Cleaning house with baby

Montessori says to let children be involved in the cleaning-up process. Mine prefers to dump the trash can onto a freshly mopped floor, and to dip her fingers into the mop bucket and lick them. #montessorifail

Sent from my iPhone

Sunday, September 11, 2011

Baby signs and early communication

Before Heidi was born, we had grandiose plans for her education and our role in it as Awesome Parents. We were going to read all the baby sign language books! We were going to learn all the signs! We were the super awesomest ever. Of course, it hasn't exactly happened that way. Baby signs never really ended up on the top of our priority list once she was born. We enthusiastically signed at her for a couple of months after she was born, on the expert advice that babies begin learning communication from Day 1, and met with zero indications of understanding. Our baby would not be a signing protegy by the age of two and a half months, so sign language went on the back burner. We'd bring them out occasionally, find no response, and forget about them again.

This summer (8-10 months old) she has begun to blossom into her own personality. She clearly wants what she wants, and began to become frustrated with us for not reading her mind. Out came the signs again.

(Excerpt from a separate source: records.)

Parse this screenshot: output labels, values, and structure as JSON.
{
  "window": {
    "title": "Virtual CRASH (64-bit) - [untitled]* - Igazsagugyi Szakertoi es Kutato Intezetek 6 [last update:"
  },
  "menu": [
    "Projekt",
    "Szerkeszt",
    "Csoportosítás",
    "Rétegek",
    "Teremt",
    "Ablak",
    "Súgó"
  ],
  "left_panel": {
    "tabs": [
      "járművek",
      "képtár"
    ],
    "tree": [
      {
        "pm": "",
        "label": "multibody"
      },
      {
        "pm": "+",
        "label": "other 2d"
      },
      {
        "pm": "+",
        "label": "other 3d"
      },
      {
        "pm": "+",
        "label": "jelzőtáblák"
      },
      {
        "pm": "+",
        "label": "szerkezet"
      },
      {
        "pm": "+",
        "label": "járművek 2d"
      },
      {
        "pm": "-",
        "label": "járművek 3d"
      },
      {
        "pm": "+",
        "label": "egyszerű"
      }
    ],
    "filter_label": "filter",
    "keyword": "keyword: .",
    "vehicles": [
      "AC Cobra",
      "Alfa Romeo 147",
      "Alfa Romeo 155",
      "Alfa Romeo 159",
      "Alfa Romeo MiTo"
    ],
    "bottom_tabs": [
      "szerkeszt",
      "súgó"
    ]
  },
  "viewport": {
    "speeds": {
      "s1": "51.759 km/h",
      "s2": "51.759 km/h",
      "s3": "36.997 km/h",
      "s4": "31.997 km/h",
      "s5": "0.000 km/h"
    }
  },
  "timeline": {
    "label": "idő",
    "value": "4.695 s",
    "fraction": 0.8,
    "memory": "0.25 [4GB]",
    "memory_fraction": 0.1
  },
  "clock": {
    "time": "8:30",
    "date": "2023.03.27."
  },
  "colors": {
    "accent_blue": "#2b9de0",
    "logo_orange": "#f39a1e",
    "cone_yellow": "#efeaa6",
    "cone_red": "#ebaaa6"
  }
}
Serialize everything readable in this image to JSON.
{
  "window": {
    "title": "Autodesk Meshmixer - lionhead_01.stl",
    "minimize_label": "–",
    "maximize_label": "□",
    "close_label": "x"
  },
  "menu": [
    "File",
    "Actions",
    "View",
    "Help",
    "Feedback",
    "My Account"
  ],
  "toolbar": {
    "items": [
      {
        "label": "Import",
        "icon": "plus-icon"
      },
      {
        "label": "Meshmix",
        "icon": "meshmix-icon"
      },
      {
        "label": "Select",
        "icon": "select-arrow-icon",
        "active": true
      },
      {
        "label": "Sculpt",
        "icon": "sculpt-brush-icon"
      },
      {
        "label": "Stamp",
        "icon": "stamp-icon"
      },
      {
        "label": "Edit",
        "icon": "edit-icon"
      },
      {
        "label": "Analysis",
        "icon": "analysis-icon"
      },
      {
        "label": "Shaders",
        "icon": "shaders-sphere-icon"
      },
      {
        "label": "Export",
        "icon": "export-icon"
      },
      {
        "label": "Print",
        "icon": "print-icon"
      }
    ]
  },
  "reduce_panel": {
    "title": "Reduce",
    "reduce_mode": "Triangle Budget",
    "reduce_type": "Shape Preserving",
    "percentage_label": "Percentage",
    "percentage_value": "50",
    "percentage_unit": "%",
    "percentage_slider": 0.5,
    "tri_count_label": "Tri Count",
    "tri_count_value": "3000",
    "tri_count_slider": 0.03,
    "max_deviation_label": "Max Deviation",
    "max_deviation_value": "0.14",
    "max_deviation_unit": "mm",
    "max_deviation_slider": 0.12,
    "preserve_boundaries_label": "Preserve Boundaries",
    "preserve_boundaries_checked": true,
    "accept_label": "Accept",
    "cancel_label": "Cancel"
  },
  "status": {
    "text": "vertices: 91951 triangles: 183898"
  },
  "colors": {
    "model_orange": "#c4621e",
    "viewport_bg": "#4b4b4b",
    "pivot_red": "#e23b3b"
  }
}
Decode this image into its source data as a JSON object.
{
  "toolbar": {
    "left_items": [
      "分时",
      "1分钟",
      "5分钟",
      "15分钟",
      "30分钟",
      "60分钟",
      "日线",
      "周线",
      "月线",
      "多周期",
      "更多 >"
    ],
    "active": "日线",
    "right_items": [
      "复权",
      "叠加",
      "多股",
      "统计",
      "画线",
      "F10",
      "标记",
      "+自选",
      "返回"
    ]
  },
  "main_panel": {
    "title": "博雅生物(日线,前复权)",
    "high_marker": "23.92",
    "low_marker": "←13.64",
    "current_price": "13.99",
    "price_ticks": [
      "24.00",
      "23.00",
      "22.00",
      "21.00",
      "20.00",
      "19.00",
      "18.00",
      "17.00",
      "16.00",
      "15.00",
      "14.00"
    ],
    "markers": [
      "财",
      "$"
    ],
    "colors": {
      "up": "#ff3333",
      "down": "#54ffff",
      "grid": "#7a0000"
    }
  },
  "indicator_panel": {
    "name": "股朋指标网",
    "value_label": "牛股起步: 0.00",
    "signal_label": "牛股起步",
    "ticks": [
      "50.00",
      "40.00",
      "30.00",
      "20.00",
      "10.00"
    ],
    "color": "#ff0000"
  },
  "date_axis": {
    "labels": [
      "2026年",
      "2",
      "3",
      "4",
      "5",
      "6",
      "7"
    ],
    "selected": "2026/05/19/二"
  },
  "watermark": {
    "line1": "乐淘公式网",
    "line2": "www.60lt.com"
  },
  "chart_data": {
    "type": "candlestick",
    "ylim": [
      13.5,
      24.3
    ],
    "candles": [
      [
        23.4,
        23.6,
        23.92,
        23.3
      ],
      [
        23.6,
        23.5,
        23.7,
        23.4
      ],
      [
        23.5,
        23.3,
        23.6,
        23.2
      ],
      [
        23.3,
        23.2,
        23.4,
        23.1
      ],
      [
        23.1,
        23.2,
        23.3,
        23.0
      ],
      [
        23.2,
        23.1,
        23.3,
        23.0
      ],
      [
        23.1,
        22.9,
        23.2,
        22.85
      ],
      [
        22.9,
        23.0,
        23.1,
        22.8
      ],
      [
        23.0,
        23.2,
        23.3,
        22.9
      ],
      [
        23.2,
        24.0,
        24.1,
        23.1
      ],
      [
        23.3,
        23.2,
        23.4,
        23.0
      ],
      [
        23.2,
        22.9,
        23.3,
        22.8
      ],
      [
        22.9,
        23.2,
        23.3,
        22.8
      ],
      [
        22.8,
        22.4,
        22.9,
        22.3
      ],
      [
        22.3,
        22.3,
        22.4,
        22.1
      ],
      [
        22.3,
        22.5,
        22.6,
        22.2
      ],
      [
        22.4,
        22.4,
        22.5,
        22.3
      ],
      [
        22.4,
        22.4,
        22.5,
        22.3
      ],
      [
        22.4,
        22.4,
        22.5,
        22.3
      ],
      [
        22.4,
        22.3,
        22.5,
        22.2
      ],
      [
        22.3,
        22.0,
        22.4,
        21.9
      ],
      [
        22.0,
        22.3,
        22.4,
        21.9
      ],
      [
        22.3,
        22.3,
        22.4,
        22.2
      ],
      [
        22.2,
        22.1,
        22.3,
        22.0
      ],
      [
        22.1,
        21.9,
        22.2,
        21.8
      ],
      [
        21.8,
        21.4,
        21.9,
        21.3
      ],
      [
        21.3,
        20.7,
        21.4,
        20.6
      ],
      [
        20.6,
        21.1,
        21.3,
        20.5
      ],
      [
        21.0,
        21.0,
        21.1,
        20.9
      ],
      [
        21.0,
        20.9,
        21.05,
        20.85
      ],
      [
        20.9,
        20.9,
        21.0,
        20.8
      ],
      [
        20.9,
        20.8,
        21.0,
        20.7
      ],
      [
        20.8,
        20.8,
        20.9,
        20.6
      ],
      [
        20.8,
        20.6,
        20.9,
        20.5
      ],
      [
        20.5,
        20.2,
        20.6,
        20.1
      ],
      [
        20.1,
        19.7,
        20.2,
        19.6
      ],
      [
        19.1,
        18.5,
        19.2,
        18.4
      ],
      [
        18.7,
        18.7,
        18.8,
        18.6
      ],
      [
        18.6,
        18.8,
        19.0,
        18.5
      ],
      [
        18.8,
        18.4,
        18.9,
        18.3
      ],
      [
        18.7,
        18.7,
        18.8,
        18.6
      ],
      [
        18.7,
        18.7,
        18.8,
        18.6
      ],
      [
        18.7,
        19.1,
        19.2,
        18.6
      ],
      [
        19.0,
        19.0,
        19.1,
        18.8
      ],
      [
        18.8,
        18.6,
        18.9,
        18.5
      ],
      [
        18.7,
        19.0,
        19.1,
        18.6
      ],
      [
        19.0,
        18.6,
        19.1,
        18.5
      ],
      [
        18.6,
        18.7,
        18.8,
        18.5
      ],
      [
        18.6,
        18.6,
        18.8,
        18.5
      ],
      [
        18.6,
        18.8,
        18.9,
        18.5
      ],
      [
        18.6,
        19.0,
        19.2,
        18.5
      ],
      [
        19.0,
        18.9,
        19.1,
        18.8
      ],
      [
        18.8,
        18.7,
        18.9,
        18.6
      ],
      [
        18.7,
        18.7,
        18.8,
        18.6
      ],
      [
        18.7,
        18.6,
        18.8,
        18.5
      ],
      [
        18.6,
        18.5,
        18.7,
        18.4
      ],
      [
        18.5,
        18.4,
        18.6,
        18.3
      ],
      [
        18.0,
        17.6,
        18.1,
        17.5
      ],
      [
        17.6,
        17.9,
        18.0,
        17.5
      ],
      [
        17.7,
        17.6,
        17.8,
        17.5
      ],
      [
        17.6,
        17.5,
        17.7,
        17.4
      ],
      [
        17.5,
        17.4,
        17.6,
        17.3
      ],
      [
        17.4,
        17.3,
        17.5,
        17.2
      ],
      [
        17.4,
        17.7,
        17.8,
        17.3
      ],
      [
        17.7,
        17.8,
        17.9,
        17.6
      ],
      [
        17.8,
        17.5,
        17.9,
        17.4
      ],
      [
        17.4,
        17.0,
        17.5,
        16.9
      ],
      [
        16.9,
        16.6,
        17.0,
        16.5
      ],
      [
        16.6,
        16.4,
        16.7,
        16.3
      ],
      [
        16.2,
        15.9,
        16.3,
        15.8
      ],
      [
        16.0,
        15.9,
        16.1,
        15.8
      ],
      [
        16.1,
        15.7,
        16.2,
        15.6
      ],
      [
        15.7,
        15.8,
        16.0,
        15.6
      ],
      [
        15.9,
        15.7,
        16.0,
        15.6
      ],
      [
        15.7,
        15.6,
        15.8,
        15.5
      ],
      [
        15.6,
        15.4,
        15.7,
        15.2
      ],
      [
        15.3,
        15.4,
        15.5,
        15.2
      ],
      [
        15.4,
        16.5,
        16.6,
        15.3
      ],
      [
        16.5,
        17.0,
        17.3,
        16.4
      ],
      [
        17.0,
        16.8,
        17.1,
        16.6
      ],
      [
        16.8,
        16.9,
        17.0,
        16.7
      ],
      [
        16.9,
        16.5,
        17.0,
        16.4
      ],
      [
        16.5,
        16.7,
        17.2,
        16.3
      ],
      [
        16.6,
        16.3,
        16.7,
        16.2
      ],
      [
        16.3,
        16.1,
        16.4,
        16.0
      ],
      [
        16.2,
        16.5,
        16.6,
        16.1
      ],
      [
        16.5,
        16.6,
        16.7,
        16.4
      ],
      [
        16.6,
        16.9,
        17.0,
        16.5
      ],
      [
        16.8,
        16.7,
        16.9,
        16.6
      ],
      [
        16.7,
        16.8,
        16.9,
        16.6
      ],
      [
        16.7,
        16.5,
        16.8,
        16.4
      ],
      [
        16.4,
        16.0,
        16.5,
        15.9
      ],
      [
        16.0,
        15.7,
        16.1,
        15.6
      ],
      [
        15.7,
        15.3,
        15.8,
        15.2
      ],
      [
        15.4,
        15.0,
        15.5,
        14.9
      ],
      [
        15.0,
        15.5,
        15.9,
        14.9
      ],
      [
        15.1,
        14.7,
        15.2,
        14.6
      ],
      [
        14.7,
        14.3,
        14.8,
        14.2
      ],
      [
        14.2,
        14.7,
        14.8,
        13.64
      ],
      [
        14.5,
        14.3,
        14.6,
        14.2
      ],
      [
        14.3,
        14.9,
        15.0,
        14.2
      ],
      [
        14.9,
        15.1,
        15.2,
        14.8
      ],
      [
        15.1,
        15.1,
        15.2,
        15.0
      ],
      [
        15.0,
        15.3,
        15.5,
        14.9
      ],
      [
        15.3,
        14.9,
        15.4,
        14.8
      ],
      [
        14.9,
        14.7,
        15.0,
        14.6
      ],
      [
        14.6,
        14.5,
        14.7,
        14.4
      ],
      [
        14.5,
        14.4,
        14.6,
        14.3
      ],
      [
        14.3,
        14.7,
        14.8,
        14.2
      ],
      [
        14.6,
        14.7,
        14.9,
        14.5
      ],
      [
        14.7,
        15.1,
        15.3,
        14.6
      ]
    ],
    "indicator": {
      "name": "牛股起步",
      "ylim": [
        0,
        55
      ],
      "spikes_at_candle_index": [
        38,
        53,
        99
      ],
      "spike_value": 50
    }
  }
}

I am officially a much bigger believer in windows of opportunity than I used to be. We have been signing "more" (which we also use for "hungry")

and "drink"

 and "all done"



 for somewhere between two weeks and a month. As of three days ago, SHE SIGNS BACK! "All done" is more of hands opening and closing than wrists turning, but it's clear what she means, which is the whole point anyway.

And we are officially on a quest for more signs. If she can tell us when she's hungry, thirsty or done, why not when she's sleepy or bored or wants to pet the dog? Some interesting resources that we will definitely be checking out:
Baby Sign Language Academy
babysignlanguage.com
signingbaby.com

Ryan (before she was born): But why baby signs? Why not just become fluent in regular ASL and sign everything around her?
^ proof that the SuperAwesomestEver syndrome comes from him, not from me. Why bother doing ANYTHING if you're not going to do it ten times more enthusiastically than EVERYBODY ELSE?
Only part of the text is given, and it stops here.